Strengthening the delivery of complementary foods coupled with Early Childhood Development through Annaprashan and other community-based platforms under Integrated Child Development Services (ICDS) is a key priority of our work in the State, which is adopted by state as a flagship called Alana Palana. The focus of this flagship is also to address the role of fathers in providing care to children and integrating play therapy with nutrition for better physical and cognitive development. The focus is also on strengthening the reach and quality of micro-nutrient supplementation programmes for adolescent girls and women.
Helping the government to strengthen growth monitoring mechanisms, a SMART dashboard was developed for routine monitoring of the nutritional status across the state. This is now extended as a near real time tool being used by front line functionaries for reporting and monitoring.
UNICEF supports systematic capacity building to implement child-friendly teaching methods. It is supporting the State Institute of Educational Management and Training and State council of Educational Research and Training. Interactive digital content has been developed to enhance the classroom experience and UNICEF promotes alternative elementary education system which is flexible.
Early Childhood Education polices and curriculum with implementation frameworks and support for roll-out of inclusive education for children in the age group of 2.5-6 has been done. The Aarambh Inclusive package, a first-of-its-kind guides teaching. UNICEF also focuses on strengthening social protection schemes that enable parents to send their children to school.
UNICEF provides technical assistance to the government for improving WASH facilities and services across the state. It builds capacities of state and district officials for effective implementation of Swacch Bharat Mission (Grameen). The focus is on incorporating social behaviour change and communication approaches to achieve sanitation goals. UNICEF is creating a pool of master trainers in districts and through them reach out blocks and gram panchayats for the creation of sustainable open defecation free plus communities.

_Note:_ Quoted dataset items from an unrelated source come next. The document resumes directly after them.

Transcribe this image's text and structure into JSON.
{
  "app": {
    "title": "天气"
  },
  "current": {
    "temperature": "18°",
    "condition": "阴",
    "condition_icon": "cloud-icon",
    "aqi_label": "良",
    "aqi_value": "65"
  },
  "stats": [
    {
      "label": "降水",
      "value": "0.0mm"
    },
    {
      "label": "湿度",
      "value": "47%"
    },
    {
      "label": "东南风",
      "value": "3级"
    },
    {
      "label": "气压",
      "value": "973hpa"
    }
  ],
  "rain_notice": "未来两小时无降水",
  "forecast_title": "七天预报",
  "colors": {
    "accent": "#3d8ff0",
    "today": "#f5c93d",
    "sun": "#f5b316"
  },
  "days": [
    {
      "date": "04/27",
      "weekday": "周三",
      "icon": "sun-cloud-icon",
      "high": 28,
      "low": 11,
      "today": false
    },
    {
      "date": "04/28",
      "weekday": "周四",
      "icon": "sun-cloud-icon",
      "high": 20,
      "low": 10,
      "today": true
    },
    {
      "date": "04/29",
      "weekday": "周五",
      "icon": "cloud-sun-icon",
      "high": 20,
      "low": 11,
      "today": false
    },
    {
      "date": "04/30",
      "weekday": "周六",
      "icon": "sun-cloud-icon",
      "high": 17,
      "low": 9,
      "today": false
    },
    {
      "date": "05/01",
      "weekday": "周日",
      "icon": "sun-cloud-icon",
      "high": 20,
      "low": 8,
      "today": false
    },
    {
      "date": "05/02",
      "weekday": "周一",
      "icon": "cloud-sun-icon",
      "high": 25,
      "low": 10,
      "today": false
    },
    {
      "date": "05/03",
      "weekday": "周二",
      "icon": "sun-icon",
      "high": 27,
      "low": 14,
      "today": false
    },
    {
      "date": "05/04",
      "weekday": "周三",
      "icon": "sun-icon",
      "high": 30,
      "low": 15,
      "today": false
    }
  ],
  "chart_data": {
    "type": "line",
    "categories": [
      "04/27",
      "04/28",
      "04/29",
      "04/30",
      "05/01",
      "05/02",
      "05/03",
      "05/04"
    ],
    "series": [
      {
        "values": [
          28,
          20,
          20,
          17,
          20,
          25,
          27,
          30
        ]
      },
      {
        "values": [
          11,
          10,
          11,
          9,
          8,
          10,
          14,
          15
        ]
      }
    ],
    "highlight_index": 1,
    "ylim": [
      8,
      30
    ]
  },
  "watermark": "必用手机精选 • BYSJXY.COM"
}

Across the state we support the strengthening of child protection units through the government’s Integrated Child Protection Services (ICPS). We build capacities for effective implementation of the child protection programme by Child Welfare Committees, Special Juvenile Police, Juvenile Justice Boards and District Child Protection Units. To prevent abuse and exploitation of children, UNICEF works to form and strengthen Child Protection Committees.
UNICEF has expanded partnerships with the Government to strengthen public finance mechanisms to secure the fiscal space for children; and social protection schemes to make social programmes shock responsive, inclusive and gender transformative to recognize the right of every child as a part of its inclusive social policy programmes. Last year, we are also supporting 100 gram panchayats to implement child friendly local governance and monitoring for sustainable development goals.
In relation to the Disaster Management in the State, the XV Finance Commission recommendations, if implemented effectively, it could address many of resilience actions in the State. The work on Common Alert Protocol, SEOC and Apda Mitra to be implemented in right earnest, for which our advocacy and lobbying is essential. The Civil Society networks is being strengthened to address humanitarian response both for urban, rural, and tribal context.
The efforts are on two-fold, Risk Governance, capacity building and humanitarian response. Risks from urban flooding and heatwave are major hazard events. In relation to health pandemic, preparations are required at community level to address the problems.
Climate change is another area of concern, as it is impacting many sectors and children in terms of health, education, and wellbeing.